Recorded in the Arizona desert, Tunstall teamed up with local Tucson resident Howe Gelb, from the alt-rock band Giant Sand. The Scottish singer felt he could help her expand the pop sound that she had become known for, since her debut single “Black Horse and the Cherry Tree” became a hit in 2006. “He’s this Maverick desert punk, non-conformist and I come from a very formulaic pop song background, and it was such an interesting meeting of minds,” she told Radio.com.
“The idea was to go over there and record straight over an old tape machine and just do live performances and see what happened,” Tunstall continued. Feeling inspired, what happened was that she knocked a number of songs in a short burst of time.

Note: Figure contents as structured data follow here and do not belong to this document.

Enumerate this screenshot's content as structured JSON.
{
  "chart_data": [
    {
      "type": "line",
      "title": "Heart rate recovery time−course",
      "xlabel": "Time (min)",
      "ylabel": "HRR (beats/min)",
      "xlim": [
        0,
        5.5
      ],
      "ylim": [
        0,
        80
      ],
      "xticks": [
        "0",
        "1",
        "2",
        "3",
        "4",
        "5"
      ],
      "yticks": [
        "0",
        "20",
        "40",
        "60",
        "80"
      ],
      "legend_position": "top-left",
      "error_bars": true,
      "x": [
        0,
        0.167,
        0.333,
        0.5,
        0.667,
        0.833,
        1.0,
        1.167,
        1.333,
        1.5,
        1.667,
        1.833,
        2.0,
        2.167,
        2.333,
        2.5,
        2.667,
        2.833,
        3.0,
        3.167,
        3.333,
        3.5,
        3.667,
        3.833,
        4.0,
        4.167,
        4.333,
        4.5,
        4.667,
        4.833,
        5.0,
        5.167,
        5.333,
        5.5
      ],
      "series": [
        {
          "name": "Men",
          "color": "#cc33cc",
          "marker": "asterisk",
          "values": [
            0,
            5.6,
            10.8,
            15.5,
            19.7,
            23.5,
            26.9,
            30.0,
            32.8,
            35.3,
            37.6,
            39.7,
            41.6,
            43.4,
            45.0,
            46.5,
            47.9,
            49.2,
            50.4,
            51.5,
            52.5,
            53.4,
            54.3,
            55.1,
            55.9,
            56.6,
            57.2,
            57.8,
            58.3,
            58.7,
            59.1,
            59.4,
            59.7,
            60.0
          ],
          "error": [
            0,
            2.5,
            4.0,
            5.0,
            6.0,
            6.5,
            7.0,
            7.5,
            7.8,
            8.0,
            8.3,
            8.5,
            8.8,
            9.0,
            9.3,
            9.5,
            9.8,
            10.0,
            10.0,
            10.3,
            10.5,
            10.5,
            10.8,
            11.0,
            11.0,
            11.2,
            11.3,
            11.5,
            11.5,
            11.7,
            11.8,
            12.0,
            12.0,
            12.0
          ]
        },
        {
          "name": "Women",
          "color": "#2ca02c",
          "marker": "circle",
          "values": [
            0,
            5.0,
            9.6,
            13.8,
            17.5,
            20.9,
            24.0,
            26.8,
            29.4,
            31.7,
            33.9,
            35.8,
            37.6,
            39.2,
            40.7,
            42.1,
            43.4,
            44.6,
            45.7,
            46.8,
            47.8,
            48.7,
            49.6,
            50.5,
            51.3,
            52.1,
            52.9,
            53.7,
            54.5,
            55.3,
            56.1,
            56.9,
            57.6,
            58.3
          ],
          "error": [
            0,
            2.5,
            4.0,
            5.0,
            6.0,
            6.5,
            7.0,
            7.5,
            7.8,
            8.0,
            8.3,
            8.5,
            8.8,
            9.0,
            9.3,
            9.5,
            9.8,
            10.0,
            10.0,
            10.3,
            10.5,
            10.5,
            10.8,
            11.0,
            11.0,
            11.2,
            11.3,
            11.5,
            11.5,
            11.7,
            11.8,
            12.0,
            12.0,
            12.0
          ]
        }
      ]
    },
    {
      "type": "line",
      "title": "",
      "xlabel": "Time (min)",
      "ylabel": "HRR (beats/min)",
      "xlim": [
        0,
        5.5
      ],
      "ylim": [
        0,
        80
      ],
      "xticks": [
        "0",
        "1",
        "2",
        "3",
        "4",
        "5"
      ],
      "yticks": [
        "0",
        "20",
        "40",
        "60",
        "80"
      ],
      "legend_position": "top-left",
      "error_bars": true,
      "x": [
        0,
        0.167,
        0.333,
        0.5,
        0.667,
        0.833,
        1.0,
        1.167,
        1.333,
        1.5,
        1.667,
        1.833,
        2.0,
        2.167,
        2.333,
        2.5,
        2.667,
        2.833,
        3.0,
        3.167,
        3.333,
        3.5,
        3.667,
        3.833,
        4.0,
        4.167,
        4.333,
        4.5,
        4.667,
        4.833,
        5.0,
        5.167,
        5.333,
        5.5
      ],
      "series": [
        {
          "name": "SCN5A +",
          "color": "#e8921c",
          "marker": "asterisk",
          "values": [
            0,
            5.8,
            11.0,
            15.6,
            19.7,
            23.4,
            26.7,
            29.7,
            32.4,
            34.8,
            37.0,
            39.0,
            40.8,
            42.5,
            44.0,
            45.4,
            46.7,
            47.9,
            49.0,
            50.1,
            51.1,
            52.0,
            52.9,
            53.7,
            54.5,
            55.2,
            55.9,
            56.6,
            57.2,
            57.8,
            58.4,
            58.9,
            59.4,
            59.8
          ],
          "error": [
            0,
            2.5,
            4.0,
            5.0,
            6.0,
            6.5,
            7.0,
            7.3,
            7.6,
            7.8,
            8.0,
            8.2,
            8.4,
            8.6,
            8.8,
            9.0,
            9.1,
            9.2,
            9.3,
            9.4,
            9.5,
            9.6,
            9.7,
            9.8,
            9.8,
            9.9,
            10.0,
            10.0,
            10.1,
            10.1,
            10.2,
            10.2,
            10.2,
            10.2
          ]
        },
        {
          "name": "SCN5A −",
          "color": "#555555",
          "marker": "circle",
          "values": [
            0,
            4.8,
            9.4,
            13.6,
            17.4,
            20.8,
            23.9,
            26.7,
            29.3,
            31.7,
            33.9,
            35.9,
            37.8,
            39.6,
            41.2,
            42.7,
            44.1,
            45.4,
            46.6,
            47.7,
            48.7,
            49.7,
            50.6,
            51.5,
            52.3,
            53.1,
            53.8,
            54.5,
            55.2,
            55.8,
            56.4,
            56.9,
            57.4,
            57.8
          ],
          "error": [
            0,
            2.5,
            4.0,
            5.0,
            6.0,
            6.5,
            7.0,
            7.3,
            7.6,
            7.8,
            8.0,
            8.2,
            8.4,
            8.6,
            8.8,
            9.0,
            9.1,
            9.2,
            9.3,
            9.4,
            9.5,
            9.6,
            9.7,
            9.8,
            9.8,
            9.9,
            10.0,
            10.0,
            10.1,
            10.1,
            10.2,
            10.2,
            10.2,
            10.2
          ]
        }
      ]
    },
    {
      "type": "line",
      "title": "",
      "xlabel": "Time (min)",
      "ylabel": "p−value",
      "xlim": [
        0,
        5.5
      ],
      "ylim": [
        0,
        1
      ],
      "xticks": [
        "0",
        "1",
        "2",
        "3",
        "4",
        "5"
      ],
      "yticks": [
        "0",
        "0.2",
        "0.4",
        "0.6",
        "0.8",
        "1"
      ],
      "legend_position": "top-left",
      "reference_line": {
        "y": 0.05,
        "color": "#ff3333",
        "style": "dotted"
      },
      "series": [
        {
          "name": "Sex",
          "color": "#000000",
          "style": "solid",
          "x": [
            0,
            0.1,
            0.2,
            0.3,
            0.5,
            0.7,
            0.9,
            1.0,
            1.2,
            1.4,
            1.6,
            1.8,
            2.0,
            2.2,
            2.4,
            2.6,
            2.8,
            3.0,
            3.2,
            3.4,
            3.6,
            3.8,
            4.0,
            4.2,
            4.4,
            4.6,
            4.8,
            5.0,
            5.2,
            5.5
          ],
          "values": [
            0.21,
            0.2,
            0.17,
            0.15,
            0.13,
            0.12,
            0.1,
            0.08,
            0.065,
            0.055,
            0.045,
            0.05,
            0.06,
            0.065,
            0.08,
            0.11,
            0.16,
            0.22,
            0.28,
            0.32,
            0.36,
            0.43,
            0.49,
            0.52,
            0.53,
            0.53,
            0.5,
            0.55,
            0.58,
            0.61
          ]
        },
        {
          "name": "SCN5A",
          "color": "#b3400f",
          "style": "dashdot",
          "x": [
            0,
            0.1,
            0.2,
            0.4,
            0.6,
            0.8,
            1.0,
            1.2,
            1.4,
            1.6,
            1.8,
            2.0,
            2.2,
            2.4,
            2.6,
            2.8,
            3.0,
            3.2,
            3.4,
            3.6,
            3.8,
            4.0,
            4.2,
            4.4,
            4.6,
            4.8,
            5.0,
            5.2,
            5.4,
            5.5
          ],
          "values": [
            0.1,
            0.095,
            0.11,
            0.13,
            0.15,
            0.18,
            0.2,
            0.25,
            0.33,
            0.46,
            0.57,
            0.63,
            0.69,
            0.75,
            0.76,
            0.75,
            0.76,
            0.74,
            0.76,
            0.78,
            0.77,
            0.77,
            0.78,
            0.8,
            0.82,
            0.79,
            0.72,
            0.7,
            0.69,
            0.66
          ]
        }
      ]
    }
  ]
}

“Suddenly we had this half an album’s worth of material that I really felt confident about,” she said. “It wasn’t just material spilling out that was varied quality for me, it felt like it was strong material.”
That material, however, embodies two distinct feelings, like side A and side B of a record (hence the split title). The first half takes on the laid-back atmosphere and ambiance that Gelb created in his desert studio, while the second half was penned after a tumultuous summer in which Tunstall’s father passed away and her marriage of five years (to her drummer Luke Bullen) dissolved.
“Everything changed for me,” she said. “I was almost a different person by the time I went out to do the second half.”